Underlying this case is the inference that the weekend lockdown searches are more onerous than weekday searches because it is less costly to do weekend searches this way. It may be that there are fewer correctional officers available on weekends or that the weekend searches simply take a greater number of resources. The annals of prisoner litigation are filled with cases where prisoners have asked the court to order improvements in their living conditions. Often these requests are quite reasonable ranging from better, healthier food to better telephone services. Leaving aside conditions which are essential to maintenance of life and health, courts allow very wide discretion to correctional administrators.
The facts of the matter are unknown at a motion to dismiss. Weekend staffing at correctional institutions varies widely. Basic human necessities are the same every day of the week but the need for and availability of other services varies widely. Jails customarily have to get inmates to and from court on weekdays and penitentiaries do not. Jails usually offer a limited menu of rehabilitative programs, penitentiaries often offer more of them. Non-essential services also vary widely on weekends.
In simple terms, the relevant question here is whether it is permissible, absent intent to punish, to keep prisoners from telephones, television, showers and movement outside the cells for forty-eight hours even if the correctional purposes of the procedure could be achieved without such a lengthy denial of access.
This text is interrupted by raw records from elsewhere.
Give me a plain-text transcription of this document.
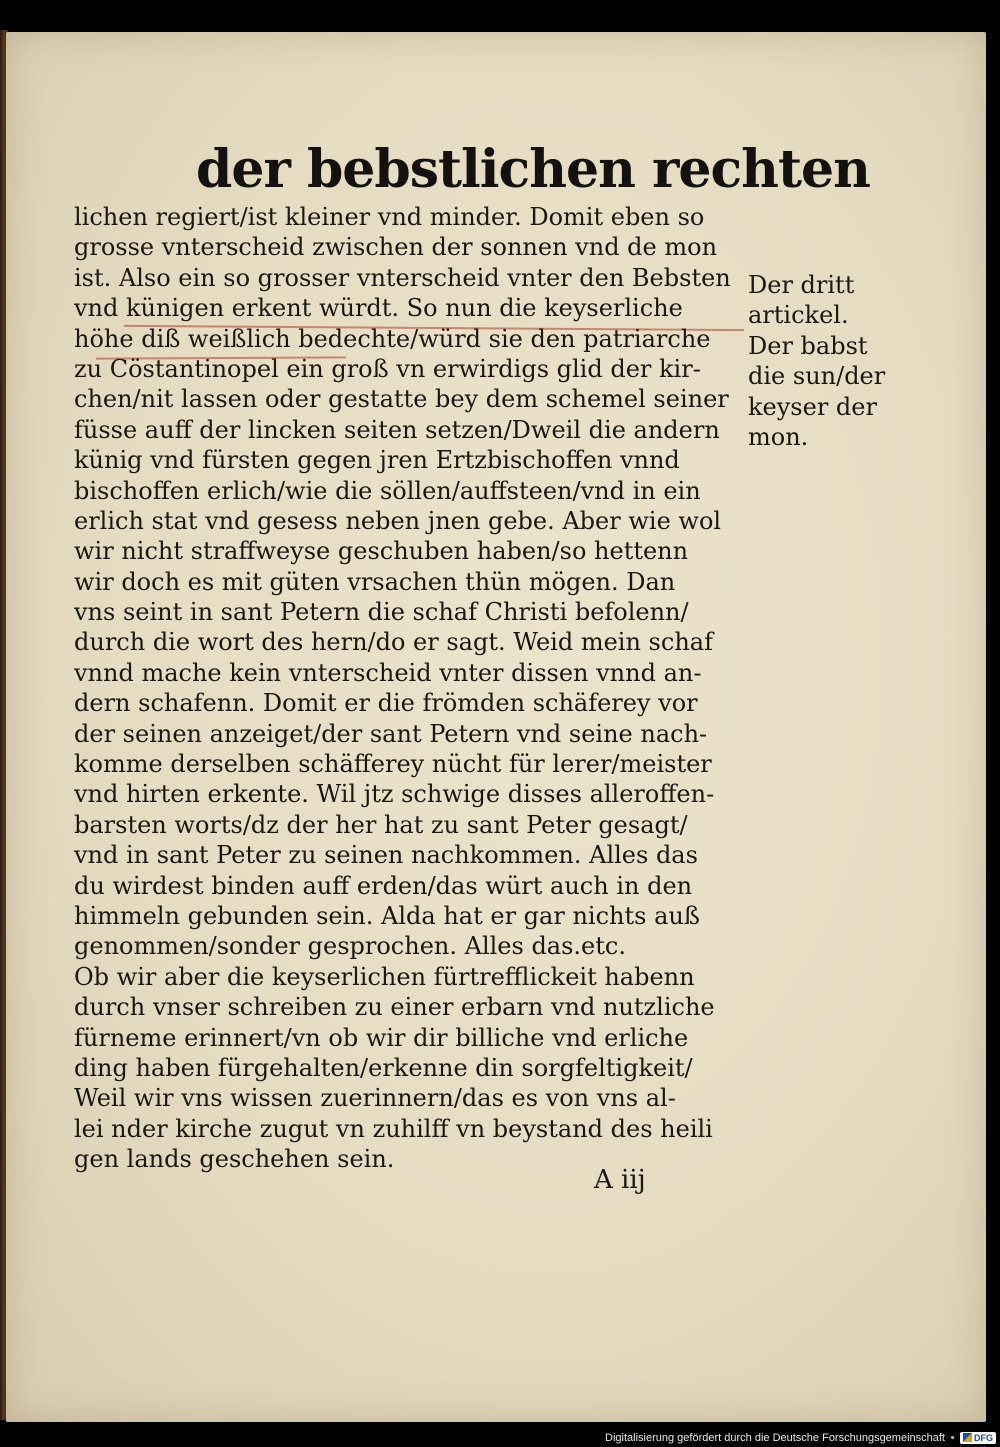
der bebstlichen rechten
lichen regiert/ist kleiner vnd minder. Domit eben so
grosse vnterscheid zwischen der sonnen vnd de mon
ist. Also ein so grosser vnterscheid vnter den Bebsten
vnd künigen erkent würdt. So nun die keyserliche
höhe diß weißlich bedechte/würd sie den patriarche
zu Cöstantinopel ein groß vn erwirdigs glid der kir-
chen/nit lassen oder gestatte bey dem schemel seiner
füsse auff der lincken seiten setzen/Dweil die andern
künig vnd fürsten gegen jren Ertzbischoffen vnnd
bischoffen erlich/wie die söllen/auffsteen/vnd in ein
erlich stat vnd gesess neben jnen gebe. Aber wie wol
wir nicht straffweyse geschuben haben/so hettenn
wir doch es mit güten vrsachen thün mögen. Dan
vns seint in sant Petern die schaf Christi befolenn/
durch die wort des hern/do er sagt. Weid mein schaf
vnnd mache kein vnterscheid vnter dissen vnnd an-
dern schafenn. Domit er die frömden schäferey vor
der seinen anzeiget/der sant Petern vnd seine nach-
komme derselben schäfferey nücht für lerer/meister
vnd hirten erkente. Wil jtz schwige disses alleroffen-
barsten worts/dz der her hat zu sant Peter gesagt/
vnd in sant Peter zu seinen nachkommen. Alles das
du wirdest binden auff erden/das würt auch in den
himmeln gebunden sein. Alda hat er gar nichts auß
genommen/sonder gesprochen. Alles das.etc.
Ob wir aber die keyserlichen fürtrefflickeit habenn
durch vnser schreiben zu einer erbarn vnd nutzliche
fürneme erinnert/vn ob wir dir billiche vnd erliche
ding haben fürgehalten/erkenne din sorgfeltigkeit/
Weil wir vns wissen zuerinnern/das es von vns al-
lei nder kirche zugut vn zuhilff vn beystand des heili
gen lands geschehen sein.
Der dritt
artickel.
Der babst
die sun/der
keyser der
mon.
A iij
Digitalisierung gefördert durch die Deutsche Forschungsgemeinschaft	DFG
The answer to the question is implicit in the vast majority of decided cases in which prisoners have asserted that prison practices could be improved if the government were willing and able to spend more. Such cases include Bell v. Wolfish, the cases before it, and after it.
There is no dispute here that the searches of cells and inmates for weapons and contraband is a legitimate purpose.
The conditions created by the weekend lockdown searches maybe extremely unpleasant, but that does not necessarily make them punishment. Bell, 441 U.S. at 537. Plaintiffs' argument that the searches could be performed faster and that detainees could then be immediately released from their cells boils down to an efficiency argument-the CCDOC could do the searches in a better and less restrictive manner. This is exactly the kind of managerial argument that both the Supreme Court and the Seventh Circuit have cautioned against.
Less restrictive arguments are too powerful: a prison always can do something, at some cost, to make prisons more habitable, but if courts assess and compare these costs and benefits then judges rather than wardens are the real prison administrators.Johnson v. Phelan, 69 F.3d 144, 145 (7th Cir. 1995).
The CCDOC's administrators and officials argue that both random searches and weekend lockdown searches are necessary to decrease the risks posed by weapons and contraband. Since I do not wish to either second guess their judgment or try to tell them the best way to operate a prison, I find that, in light of the need to ensure security at the CCDOC, weekend searches are neither unreasonable nor excessive. The CCDOC's policy of conducting weekend lockdown searches is permissible under the Bell standard and does not violate the Plaintiffs' due process rights.
For these reasons, the Defendant's Motion to Dismiss is GRANTED.